The more than $ 30 billion of buyouts among companies at the heart of global financial markets have in the past six months turned little-known data firms into some of the industry’s hottest takeover targets.
Deutsche Boerse’s $ 13.8 billion proposed buyout of London Stock Exchange Group Plc would be among the biggest in the industry’s history, sweeping into play information-service companies that might also tempt the exchanges. Those smaller deals have already racked up more than $ 10 billion.
The market structure industry — suppliers of the electronic plumbing behind financial markets — could be ripe for yet even more mergers. Analytics firm FactSet Research Systems Inc. and more-than-40-year-old index company MSCI Inc. are also among potential targets that have been discussed among investment bankers. Once a major asset is a target, chief executive officers may feel that it’s now or never to pounce, said Warwick Business School professor John Colley.
“Once it starts consolidating, it just keeps rolling,” said Colley, associate dean who runs the business masters program at the British university. “It kind of puts everyone in play. You know everyone else is looking to buy.”
Data in Demand
Market-research company Markit Ltd. and bond-pricing service Interactive Data Holdings Corp. may not be as recognizable as the London Stock Exchange, an institution harking back to a 17th century coffee house. But they’re in high demand — helping to lubricate buying and selling in harder-to-value assets, like swaps or corporate bonds. Exchange-traded products like stocks, meanwhile, have become less lucrative amid relentless competition.

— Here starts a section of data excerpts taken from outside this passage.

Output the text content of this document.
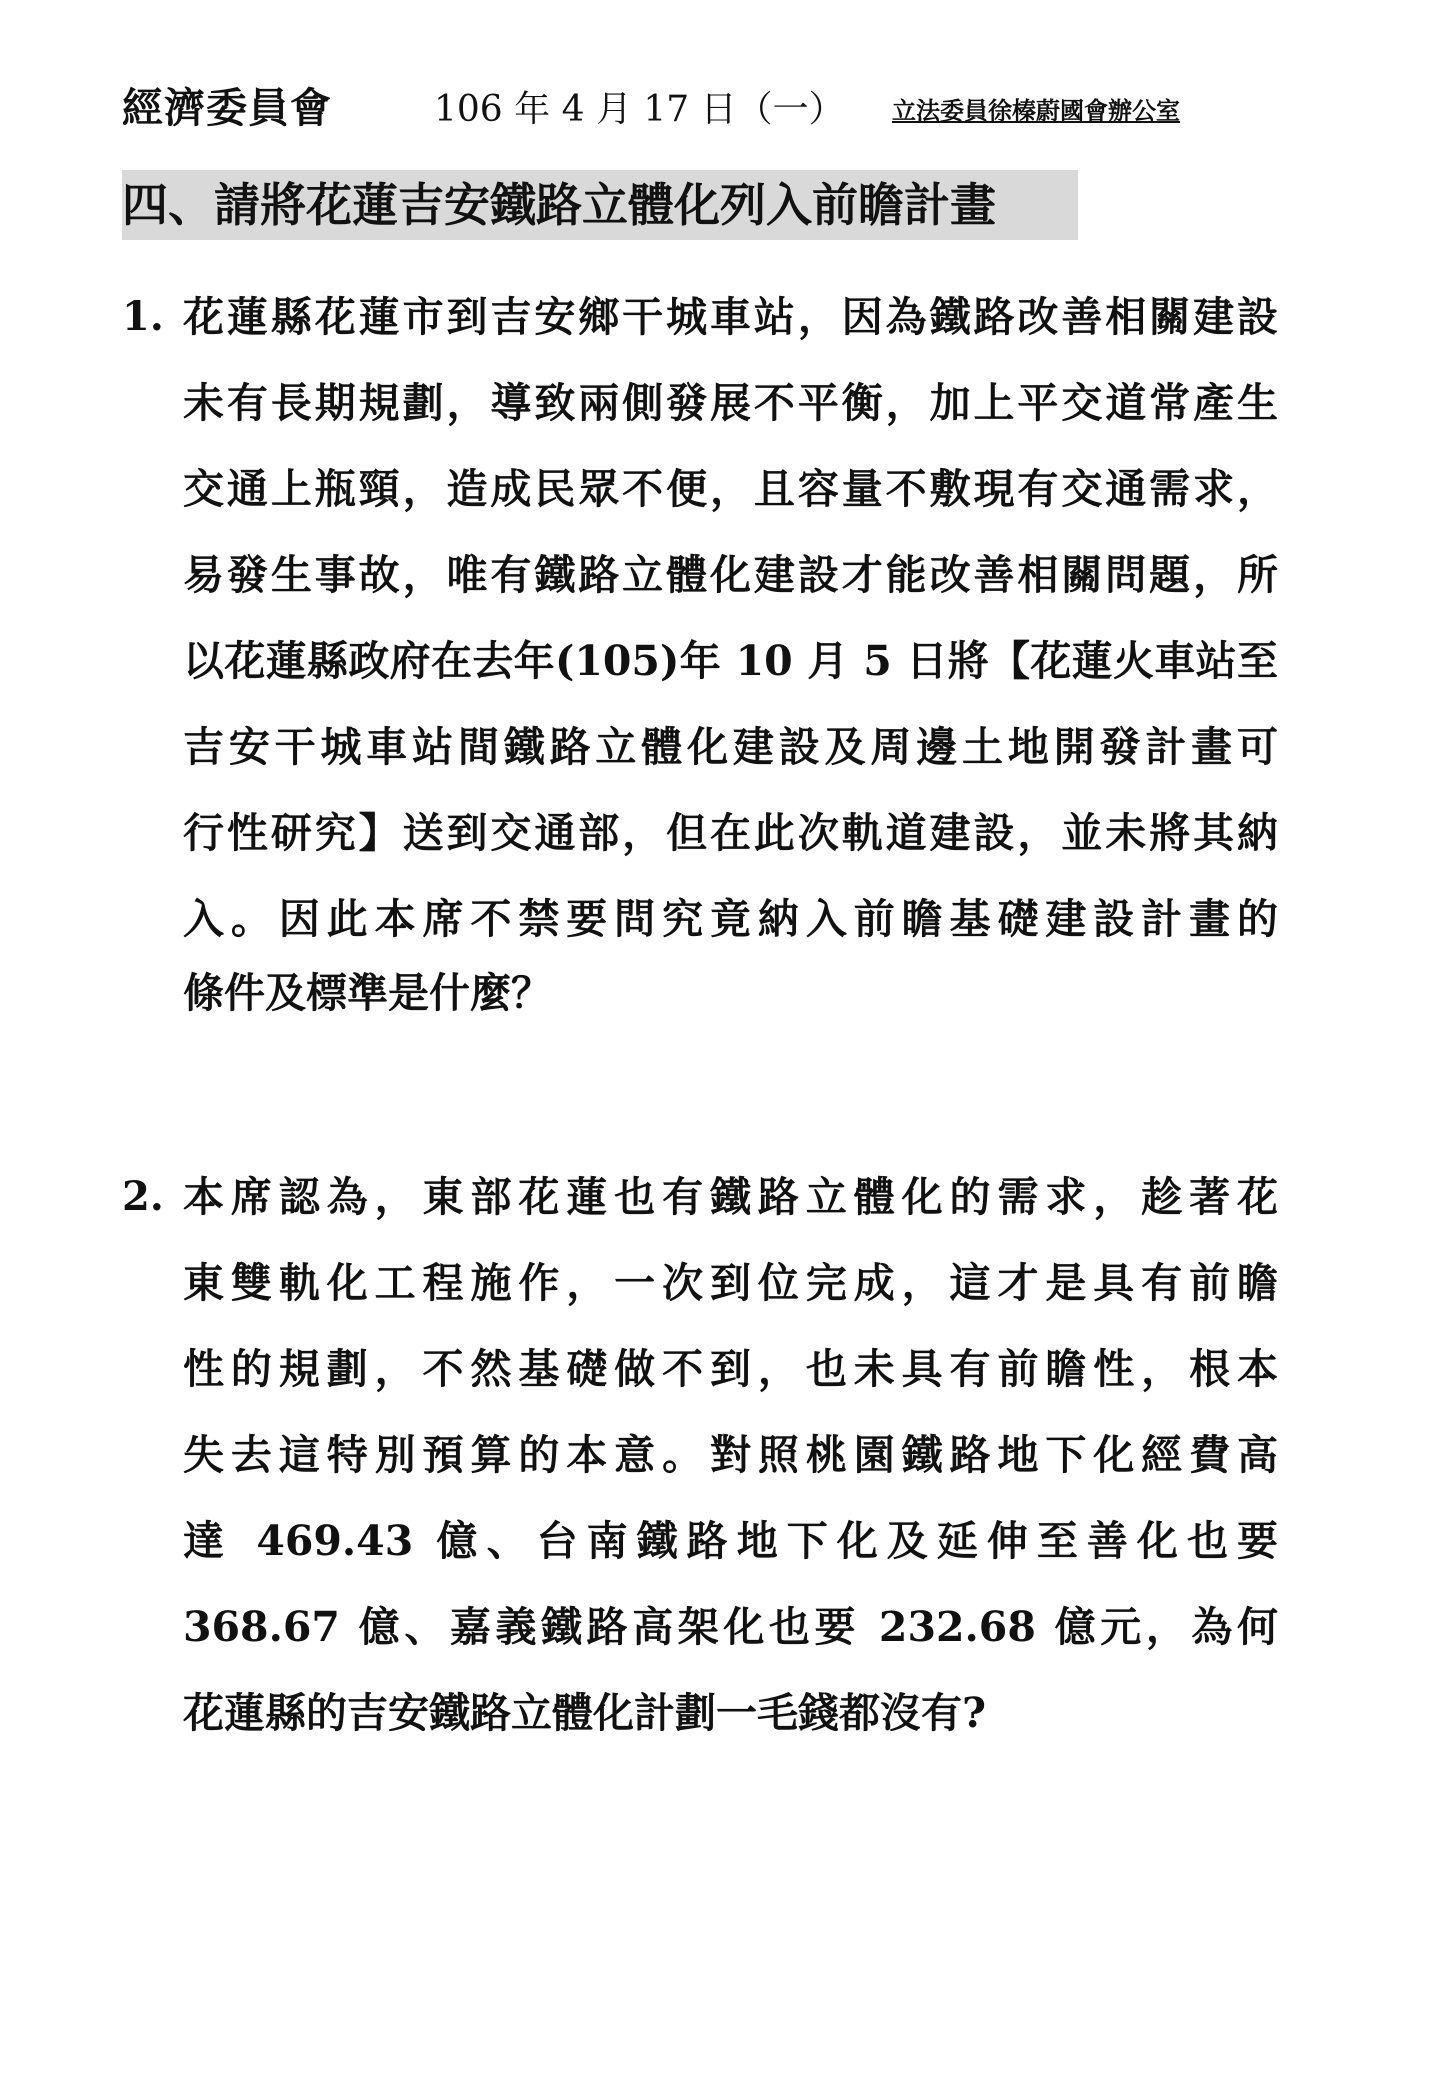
經濟委員會	106 年 4 月 17 日（一） 立法委員徐榛蔚國會辦公室
四、請將花蓮吉安鐵路立體化列入前瞻計畫
1. 花蓮縣花蓮市到吉安鄉干城車站，因為鐵路改善相關建設
未有長期規劃，導致兩側發展不平衡，加上平交道常產生
交通上瓶頸，造成民眾不便，且容量不敷現有交通需求，
易發生事故，唯有鐵路立體化建設才能改善相關問題，所
以花蓮縣政府在去年(105)年 10 月 5 日將【花蓮火車站至
吉安干城車站間鐵路立體化建設及周邊土地開發計畫可
行性研究】送到交通部，但在此次軌道建設，並未將其納
入。因此本席不禁要問究竟納入前瞻基礎建設計畫的
條件及標準是什麼？
2. 本席認為，東部花蓮也有鐵路立體化的需求，趁著花
東雙軌化工程施作，一次到位完成，這才是具有前瞻
性的規劃，不然基礎做不到，也未具有前瞻性，根本
失去這特別預算的本意。對照桃園鐵路地下化經費高
達 469.43 億、台南鐵路地下化及延伸至善化也要
368.67 億、嘉義鐵路高架化也要 232.68 億元，為何
花蓮縣的吉安鐵路立體化計劃一毛錢都沒有?
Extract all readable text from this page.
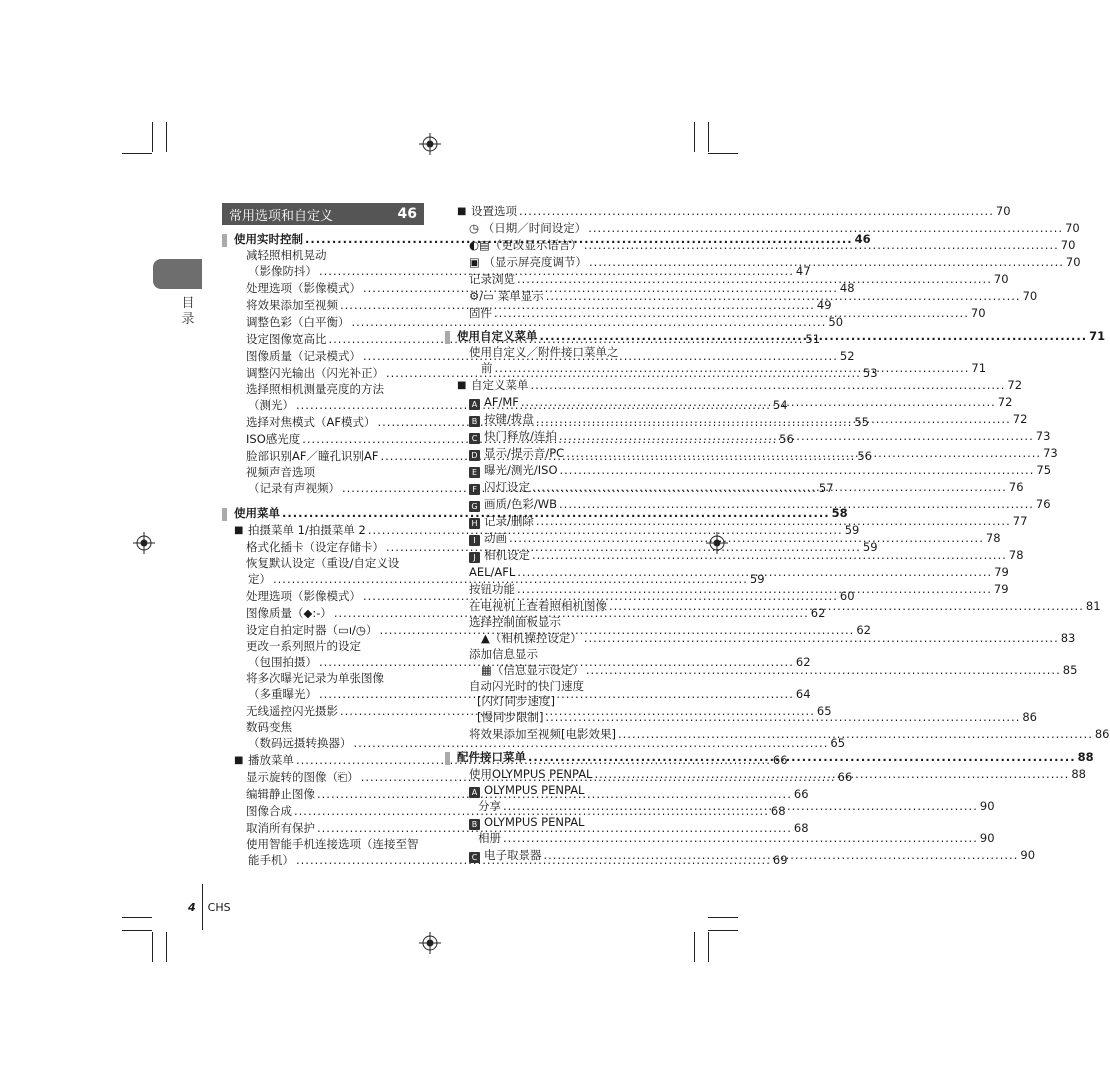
目
录
常用选项和自定义	46
使用实时控制 .....	46
减轻照相机晃动
（影像防抖） .....	47
处理选项（影像模式） .....	48
将效果添加至视频 .....	49
调整色彩（白平衡） .....	50
设定图像宽高比 .....	51
图像质量（记录模式） .....	52
调整闪光输出（闪光补正） .....	53
选择照相机测量亮度的方法
（测光） .....	54
选择对焦模式（AF模式） .....	55
ISO感光度 .....	56
脸部识别AF／瞳孔识别AF .....	56
视频声音选项
（记录有声视频） .....	57
使用菜单 .....	58
■ 拍摄菜单 1/拍摄菜单 2 .....	59
格式化插卡（设定存储卡） .....	59
恢复默认设定（重设/自定义设
定） .....	59
处理选项（影像模式） .....	60
图像质量（◆:-） .....	62
设定自拍定时器（▭ı/◷） .....	62
更改一系列照片的设定
（包围拍摄） .....	62
将多次曝光记录为单张图像
（多重曝光） .....	64
无线遥控闪光摄影 .....	65
数码变焦
（数码远摄转换器） .....	65
■ 播放菜单 .....	66
显示旋转的图像（⎗） .....	66
编辑静止图像 .....	66
图像合成 .....	68
取消所有保护 .....	68
使用智能手机连接选项（连接至智
能手机） .....	69
■ 设置选项 .....	70
◷ （日期／时间设定） .....	70
◐▤（更改显示语言） .....	70
▣ （显示屏亮度调节） .....	70
记录浏览 .....	70
⚙/▭ 菜单显示 .....	70
固件 .....	70
使用自定义菜单 .....	71
使用自定义／附件接口菜单之
前 .....	71
■ 自定义菜单 .....	72
A AF/MF .....	72
B 按键/拨盘 .....	72
C 快门释放/连拍 .....	73
D 显示/提示音/PC .....	73
E 曝光/测光/ISO .....	75
F 闪灯设定 .....	76
G 画质/色彩/WB .....	76
H 记录/删除 .....	77
I 动画 .....	78
J 相机设定 .....	78
AEL/AFL .....	79
按钮功能 .....	79
在电视机上查看照相机图像 .....	81
选择控制面板显示
▲（相机操控设定） .....	83
添加信息显示
▦（信息显示设定） .....	85
自动闪光时的快门速度
[闪灯同步速度]
[慢同步限制] .....	86
将效果添加至视频[电影效果] .....	86
配件接口菜单 .....	88
使用OLYMPUS PENPAL .....	88
A OLYMPUS PENPAL
分享 .....	90
B OLYMPUS PENPAL
相册 .....	90
C 电子取景器 .....	90
4 CHS
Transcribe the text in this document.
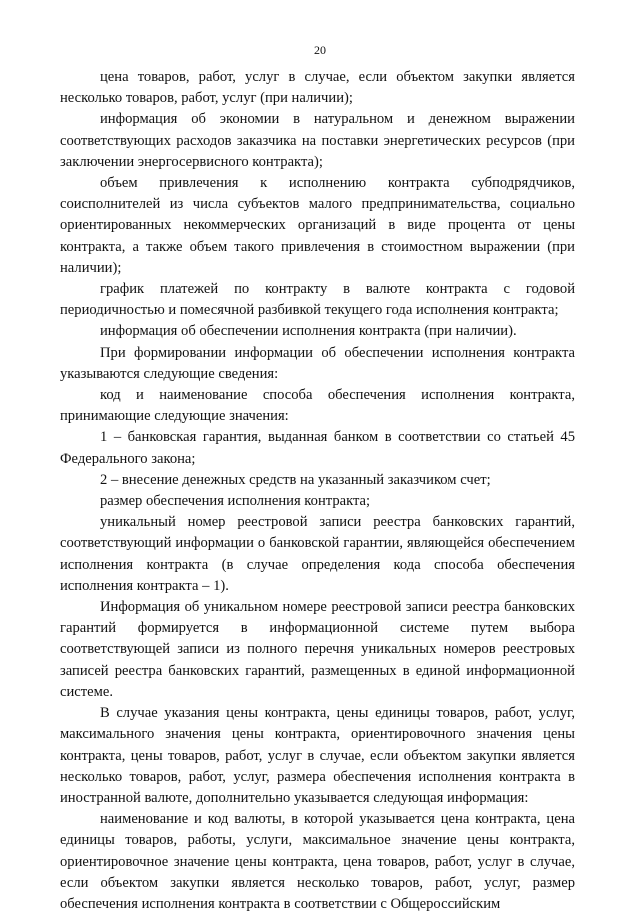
20

цена товаров, работ, услуг в случае, если объектом закупки является несколько товаров, работ, услуг (при наличии);

информация об экономии в натуральном и денежном выражении соответствующих расходов заказчика на поставки энергетических ресурсов (при заключении энергосервисного контракта);

объем привлечения к исполнению контракта субподрядчиков, соисполнителей из числа субъектов малого предпринимательства, социально ориентированных некоммерческих организаций в виде процента от цены контракта, а также объем такого привлечения в стоимостном выражении (при наличии);

график платежей по контракту в валюте контракта с годовой периодичностью и помесячной разбивкой текущего года исполнения контракта;

информация об обеспечении исполнения контракта (при наличии).

При формировании информации об обеспечении исполнения контракта указываются следующие сведения:

код и наименование способа обеспечения исполнения контракта, принимающие следующие значения:

1 – банковская гарантия, выданная банком в соответствии со статьей 45 Федерального закона;

2 – внесение денежных средств на указанный заказчиком счет;

размер обеспечения исполнения контракта;

уникальный номер реестровой записи реестра банковских гарантий, соответствующий информации о банковской гарантии, являющейся обеспечением исполнения контракта (в случае определения кода способа обеспечения исполнения контракта – 1).

Информация об уникальном номере реестровой записи реестра банковских гарантий формируется в информационной системе путем выбора соответствующей записи из полного перечня уникальных номеров реестровых записей реестра банковских гарантий, размещенных в единой информационной системе.

В случае указания цены контракта, цены единицы товаров, работ, услуг, максимального значения цены контракта, ориентировочного значения цены контракта, цены товаров, работ, услуг в случае, если объектом закупки является несколько товаров, работ, услуг, размера обеспечения исполнения контракта в иностранной валюте, дополнительно указывается следующая информация:

наименование и код валюты, в которой указывается цена контракта, цена единицы товаров, работы, услуги, максимальное значение цены контракта, ориентировочное значение цены контракта, цена товаров, работ, услуг в случае, если объектом закупки является несколько товаров, работ, услуг, размер обеспечения исполнения контракта в соответствии с Общероссийским
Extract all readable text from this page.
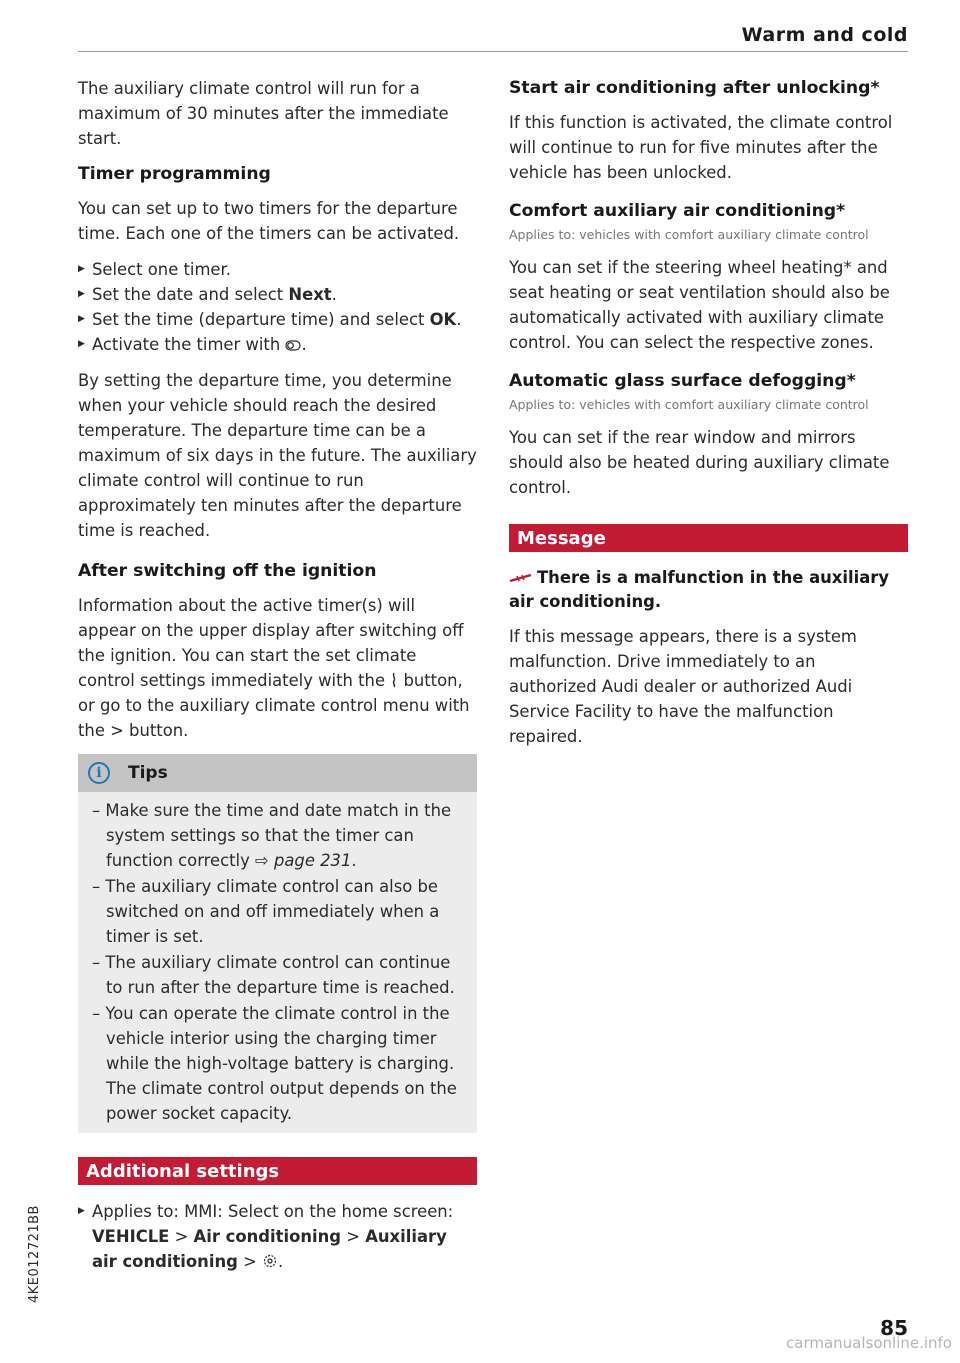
Warm and cold

The auxiliary climate control will run for a maximum of 30 minutes after the immediate start.

Timer programming

You can set up to two timers for the departure time. Each one of the timers can be activated.

▶ Select one timer.
▶ Set the date and select Next.
▶ Set the time (departure time) and select OK.
▶ Activate the timer with .

By setting the departure time, you determine when your vehicle should reach the desired temperature. The departure time can be a maximum of six days in the future. The auxiliary climate control will continue to run approximately ten minutes after the departure time is reached.

After switching off the ignition

Information about the active timer(s) will appear on the upper display after switching off the ignition. You can start the set climate control settings immediately with the  button, or go to the auxiliary climate control menu with the > button.

i	Tips
– Make sure the time and date match in the system settings so that the timer can function correctly ⇨ page 231.
– The auxiliary climate control can also be switched on and off immediately when a timer is set.
– The auxiliary climate control can continue to run after the departure time is reached.
– You can operate the climate control in the vehicle interior using the charging timer while the high-voltage battery is charging. The climate control output depends on the power socket capacity.
Additional settings
▶ Applies to: MMI: Select on the home screen: VEHICLE > Air conditioning > Auxiliary air conditioning > .
Start air conditioning after unlocking*

If this function is activated, the climate control will continue to run for five minutes after the vehicle has been unlocked.

Comfort auxiliary air conditioning*
Applies to: vehicles with comfort auxiliary climate control

You can set if the steering wheel heating* and seat heating or seat ventilation should also be automatically activated with auxiliary climate control. You can select the respective zones.

Automatic glass surface defogging*
Applies to: vehicles with comfort auxiliary climate control

You can set if the rear window and mirrors should also be heated during auxiliary climate control.

Message
There is a malfunction in the auxiliary air conditioning.

If this message appears, there is a system malfunction. Drive immediately to an authorized Audi dealer or authorized Audi Service Facility to have the malfunction repaired.

85
4KE012721BB
carmanualsonline.info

Bloomberg LP, the owner of Bloomberg News, also provides data and analytic services for the financial industry.
The data company deals have highlighted Argus Media Ltd., another information company. The energy-market data provider said in November that it’s time for the company to “transition from a privately-owned family business.” Several private-equity firms are considering placing bids, which are due May 9, according to two people familiar with the discussions.
Among possible acquisition targets is Alerian Capital Management. The manager of indexes tracking energy and infrastructure companies is said to have explored a possible sale in the past. The world’s biggest banks also operate indexes for bonds and other assets that could eventually be on the block.
ICAP Plc may become an appealing buyout target once it sells its voice-brokerage business to Tullett Prebon Plc, according to analysts at Numis. The transaction could be completed by September. ICAP CEO Michael Spencer wants to focus his company on electronic markets and post-trade services.
The publicly-listed data companies may just be the tip of the iceberg. By some estimates, at least 30 or more financial technology startups provide similar services.
Then there are the industry heavyweights: Intercontinental Exchange Inc. CEO and serial dealmaker Jeff Sprecher has been a major force behind exchange consolidation, spending more than $ 5 billion on Interactive Data in December and now considering a bid for the London exchange. Should he win, Sprecher has hashed out plans to spin off LSE’s Milan unit and continental Europe clearing operations, people familiar with the discussions have said.
Those potentially hived-off pieces have caught the attention of other CEOs.
Nasdaq Inc. CEO Bob Greifeld is said to be looking for more, even as the company digests five acquisitions it made in the past six months, according to people familiar with the discussions. The exchange operator hired boutique investment bank PJT Partners Inc. to examine any spinoffs from an LSE deal. Paris-based Euronext NV is said to be eyeing possibilities as well.
Representatives for Nasdaq, Euronext and Argus declined to comment. Spokesmen for FactSet, MSCI, ICAP and Alerian didn’t reply to requests for comment.
The biggest of these companies are beginning to resemble financial conglomerates — not unlike those in the merger-heavy industries of beer and pharmaceuticals. With fewer firms competing for the same market share, smaller exchanges including Spanish stock exchange Bolsas y Mercados Espanoles SA may feel they have little choice but to seek deals.
The buyout activity hasn’t gone unnoticed among regulators. And if this week’s snags and all-out failures in planned mergers are anything to go by, more hurdles may lie ahead. By one measure, LSE and Deutsche Boerse would operate the biggest clearing business in the world, at a time when some worry clearinghouses are becoming too big to fail. The combined group would be the biggest European stock market and would rake in more profit than any other exchange company.
Still, once a buying spree starts, it’s hard to go back, says Caldwell Securities Ltd.’s Thomas Caldwell.
“The second you go into a deal, you’re going to attract other folks,” said Caldwell, CEO of Caldwell, a money management firm in Toronto. “You don’t go into a takeover or merger of any kind without the prior understanding that someone is going to come and try to top you. It’s just the order of things.”